LILLIAN KAY PETERSEN: I created a model to predict crop yields in every country in Africa three to four months before the harvest using satellite imagery.
STEVE INSKEEP, HOST:
Seventeen-year-old Lillian Kay Petersen lives in Los Alamos, N.M. And you are doing this - right? - also trying to figure out crop yields in Africa during the pandemic? She's hoping her scientific model could help to end food insecurity. The inspiration for this goal was her siblings.
PETERSEN: Nine years ago, my family adopted my three younger siblings, all of whom faced food insecurity in their childhoods. I have watched my younger siblings struggle with the lifelong effects of malnutrition.
GREENE: She started monitoring droughts in Africa using satellite imagery during her sophomore year. And less than two years later, she published her first paper on the subject in a peer-reviewed journal.

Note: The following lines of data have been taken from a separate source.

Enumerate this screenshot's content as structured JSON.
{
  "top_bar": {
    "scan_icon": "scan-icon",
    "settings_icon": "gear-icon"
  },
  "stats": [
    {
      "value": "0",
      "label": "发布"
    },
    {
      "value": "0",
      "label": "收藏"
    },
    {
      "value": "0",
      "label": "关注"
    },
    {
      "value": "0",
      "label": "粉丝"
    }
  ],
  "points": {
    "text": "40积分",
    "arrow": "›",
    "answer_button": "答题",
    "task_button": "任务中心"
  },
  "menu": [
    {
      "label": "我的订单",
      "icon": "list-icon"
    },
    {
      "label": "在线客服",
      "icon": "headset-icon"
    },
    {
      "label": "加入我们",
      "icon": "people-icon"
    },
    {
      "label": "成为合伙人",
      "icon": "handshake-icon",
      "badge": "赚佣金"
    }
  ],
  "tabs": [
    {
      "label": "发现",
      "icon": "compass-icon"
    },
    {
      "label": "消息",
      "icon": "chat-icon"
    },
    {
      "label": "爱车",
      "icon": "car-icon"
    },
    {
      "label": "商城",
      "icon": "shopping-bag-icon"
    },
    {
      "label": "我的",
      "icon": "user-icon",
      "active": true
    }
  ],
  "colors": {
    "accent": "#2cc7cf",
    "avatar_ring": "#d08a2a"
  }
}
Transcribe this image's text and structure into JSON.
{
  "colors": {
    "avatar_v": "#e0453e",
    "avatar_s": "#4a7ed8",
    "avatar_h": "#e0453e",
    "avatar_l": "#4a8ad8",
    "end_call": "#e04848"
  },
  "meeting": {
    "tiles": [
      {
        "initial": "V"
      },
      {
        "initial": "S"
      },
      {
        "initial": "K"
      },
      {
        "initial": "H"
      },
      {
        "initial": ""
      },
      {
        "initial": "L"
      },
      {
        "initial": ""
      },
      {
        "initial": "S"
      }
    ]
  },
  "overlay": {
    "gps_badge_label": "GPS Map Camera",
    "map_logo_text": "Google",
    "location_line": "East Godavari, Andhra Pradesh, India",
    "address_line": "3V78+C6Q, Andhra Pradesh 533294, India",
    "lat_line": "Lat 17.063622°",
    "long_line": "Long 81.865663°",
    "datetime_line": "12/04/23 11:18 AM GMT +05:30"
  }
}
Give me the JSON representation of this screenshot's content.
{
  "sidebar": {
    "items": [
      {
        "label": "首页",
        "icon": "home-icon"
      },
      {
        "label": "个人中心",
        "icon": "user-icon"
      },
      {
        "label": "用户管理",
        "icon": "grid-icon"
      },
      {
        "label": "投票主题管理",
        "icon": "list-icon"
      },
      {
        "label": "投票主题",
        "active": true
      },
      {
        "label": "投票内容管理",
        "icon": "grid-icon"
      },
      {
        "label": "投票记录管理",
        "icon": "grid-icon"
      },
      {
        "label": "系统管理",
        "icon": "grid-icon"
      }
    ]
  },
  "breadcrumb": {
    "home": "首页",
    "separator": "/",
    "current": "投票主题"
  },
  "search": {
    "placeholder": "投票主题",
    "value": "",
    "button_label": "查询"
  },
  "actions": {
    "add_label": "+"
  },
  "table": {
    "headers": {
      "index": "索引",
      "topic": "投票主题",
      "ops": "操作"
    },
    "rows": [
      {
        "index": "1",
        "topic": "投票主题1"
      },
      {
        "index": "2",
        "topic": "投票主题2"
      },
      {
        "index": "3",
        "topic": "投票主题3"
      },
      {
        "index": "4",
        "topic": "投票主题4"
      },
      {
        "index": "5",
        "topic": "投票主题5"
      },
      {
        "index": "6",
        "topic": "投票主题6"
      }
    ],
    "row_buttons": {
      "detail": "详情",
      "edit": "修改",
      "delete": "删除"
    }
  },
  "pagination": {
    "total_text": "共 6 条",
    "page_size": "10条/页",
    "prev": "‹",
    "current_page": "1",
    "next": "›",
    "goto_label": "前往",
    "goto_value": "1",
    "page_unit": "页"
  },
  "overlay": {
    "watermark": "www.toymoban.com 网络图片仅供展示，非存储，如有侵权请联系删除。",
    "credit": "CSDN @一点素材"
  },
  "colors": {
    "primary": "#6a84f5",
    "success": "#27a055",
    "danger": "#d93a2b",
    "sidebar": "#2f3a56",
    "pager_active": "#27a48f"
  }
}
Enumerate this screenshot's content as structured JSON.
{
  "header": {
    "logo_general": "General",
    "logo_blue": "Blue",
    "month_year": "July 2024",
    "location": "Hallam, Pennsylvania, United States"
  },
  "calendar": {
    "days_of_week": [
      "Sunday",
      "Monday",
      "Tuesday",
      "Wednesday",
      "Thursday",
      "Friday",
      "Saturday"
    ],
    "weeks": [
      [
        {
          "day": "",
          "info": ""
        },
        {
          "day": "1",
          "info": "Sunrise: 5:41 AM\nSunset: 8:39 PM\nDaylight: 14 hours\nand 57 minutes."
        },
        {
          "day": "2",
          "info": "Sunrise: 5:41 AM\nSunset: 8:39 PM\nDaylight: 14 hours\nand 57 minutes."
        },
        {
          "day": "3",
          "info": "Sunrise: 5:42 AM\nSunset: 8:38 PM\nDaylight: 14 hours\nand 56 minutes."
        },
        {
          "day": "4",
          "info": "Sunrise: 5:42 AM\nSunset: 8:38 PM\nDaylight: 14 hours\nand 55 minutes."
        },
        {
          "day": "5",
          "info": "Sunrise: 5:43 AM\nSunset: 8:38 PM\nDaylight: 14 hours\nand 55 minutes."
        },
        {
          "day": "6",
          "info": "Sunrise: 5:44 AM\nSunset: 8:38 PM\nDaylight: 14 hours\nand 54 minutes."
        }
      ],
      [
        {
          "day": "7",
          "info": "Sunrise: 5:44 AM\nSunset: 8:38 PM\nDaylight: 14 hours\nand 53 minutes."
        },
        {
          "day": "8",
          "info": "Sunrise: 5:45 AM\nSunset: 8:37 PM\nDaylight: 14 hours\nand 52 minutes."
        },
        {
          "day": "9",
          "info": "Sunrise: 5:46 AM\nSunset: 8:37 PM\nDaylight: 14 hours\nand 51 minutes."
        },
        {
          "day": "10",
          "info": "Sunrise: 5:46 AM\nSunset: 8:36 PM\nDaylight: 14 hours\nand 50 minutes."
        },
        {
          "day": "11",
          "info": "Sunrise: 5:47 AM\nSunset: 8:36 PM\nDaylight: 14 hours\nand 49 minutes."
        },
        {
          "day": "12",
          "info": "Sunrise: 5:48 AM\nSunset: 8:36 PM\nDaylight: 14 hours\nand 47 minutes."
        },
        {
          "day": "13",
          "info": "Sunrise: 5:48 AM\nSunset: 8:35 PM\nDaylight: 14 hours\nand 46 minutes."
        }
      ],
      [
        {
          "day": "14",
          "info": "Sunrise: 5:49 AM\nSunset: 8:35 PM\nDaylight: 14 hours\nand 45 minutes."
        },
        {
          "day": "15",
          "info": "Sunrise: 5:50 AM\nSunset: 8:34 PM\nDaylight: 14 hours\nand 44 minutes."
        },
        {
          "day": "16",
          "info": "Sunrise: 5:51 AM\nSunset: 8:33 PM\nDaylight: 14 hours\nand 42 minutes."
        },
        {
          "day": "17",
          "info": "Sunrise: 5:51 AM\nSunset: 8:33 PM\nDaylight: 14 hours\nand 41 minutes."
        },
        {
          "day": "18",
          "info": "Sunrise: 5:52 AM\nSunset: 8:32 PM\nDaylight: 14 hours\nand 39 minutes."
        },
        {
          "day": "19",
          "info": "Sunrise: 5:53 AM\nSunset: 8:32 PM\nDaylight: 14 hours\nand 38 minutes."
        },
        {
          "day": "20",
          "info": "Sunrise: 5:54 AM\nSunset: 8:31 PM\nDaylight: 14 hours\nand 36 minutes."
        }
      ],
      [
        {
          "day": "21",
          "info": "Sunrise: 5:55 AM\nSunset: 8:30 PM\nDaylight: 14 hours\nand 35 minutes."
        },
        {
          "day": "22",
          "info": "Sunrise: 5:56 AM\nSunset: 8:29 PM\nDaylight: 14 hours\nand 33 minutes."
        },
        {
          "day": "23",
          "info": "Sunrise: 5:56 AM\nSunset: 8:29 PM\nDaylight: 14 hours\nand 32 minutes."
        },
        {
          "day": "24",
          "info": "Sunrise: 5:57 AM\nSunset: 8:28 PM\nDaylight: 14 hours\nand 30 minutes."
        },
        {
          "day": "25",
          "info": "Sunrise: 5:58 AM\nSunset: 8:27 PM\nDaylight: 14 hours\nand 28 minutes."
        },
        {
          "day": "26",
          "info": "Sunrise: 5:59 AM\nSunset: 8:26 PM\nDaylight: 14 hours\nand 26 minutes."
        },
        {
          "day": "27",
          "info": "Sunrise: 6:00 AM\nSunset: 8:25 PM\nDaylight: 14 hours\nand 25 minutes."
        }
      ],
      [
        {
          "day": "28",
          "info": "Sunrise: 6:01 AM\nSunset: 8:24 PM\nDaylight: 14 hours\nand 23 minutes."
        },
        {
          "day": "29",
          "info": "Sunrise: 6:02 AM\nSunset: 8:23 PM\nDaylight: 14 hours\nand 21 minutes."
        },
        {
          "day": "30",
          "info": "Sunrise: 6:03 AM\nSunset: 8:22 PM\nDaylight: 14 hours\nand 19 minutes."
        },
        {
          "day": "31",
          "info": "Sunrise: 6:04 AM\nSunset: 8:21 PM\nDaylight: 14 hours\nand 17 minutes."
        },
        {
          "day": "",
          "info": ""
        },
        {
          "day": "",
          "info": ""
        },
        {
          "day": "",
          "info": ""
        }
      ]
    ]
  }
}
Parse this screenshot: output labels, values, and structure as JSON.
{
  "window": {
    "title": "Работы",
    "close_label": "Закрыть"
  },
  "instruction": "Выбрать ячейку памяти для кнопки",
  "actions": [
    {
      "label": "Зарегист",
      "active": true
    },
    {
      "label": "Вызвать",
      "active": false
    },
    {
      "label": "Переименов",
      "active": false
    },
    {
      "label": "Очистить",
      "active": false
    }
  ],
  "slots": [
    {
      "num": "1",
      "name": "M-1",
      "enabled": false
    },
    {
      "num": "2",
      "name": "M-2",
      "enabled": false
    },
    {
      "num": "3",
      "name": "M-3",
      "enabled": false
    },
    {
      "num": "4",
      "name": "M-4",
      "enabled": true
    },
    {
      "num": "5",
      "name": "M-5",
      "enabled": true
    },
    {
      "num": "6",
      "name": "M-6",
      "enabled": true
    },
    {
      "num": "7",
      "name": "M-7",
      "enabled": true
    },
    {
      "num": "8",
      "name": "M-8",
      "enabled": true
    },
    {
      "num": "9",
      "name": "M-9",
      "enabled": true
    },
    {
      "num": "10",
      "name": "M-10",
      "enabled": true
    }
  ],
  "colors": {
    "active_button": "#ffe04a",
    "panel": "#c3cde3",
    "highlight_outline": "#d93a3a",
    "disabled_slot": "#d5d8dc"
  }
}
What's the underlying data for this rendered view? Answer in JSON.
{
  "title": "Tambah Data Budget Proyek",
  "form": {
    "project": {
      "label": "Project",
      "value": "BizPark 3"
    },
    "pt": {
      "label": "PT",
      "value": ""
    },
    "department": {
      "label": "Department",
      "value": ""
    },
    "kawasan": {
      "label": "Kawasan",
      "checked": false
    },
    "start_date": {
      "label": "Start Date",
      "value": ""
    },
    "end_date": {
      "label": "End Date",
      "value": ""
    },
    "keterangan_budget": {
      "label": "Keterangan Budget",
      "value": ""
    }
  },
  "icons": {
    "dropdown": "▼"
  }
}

INSKEEP: As if that wasn't impressive enough, she's just won one of the most prestigious STEM competitions for high school seniors in the country, the Regeneron Science Talent Search 2020.
(SOUNDBITE OF ARCHIVED RECORDING)
UNIDENTIFIED ANNOUNCER: And the first-place winner and the recipient of a $250,000 award, from Los Alamos High School in Los Alamos, N.M., Lillian Kay Petersen.
PETERSEN: I honestly don't think anything was going through my head except, what? - and, wow, because I was just so blown away. I had trouble comprehending what was happening. I heard my name called, but it took a few seconds to realize that it had been called after first place.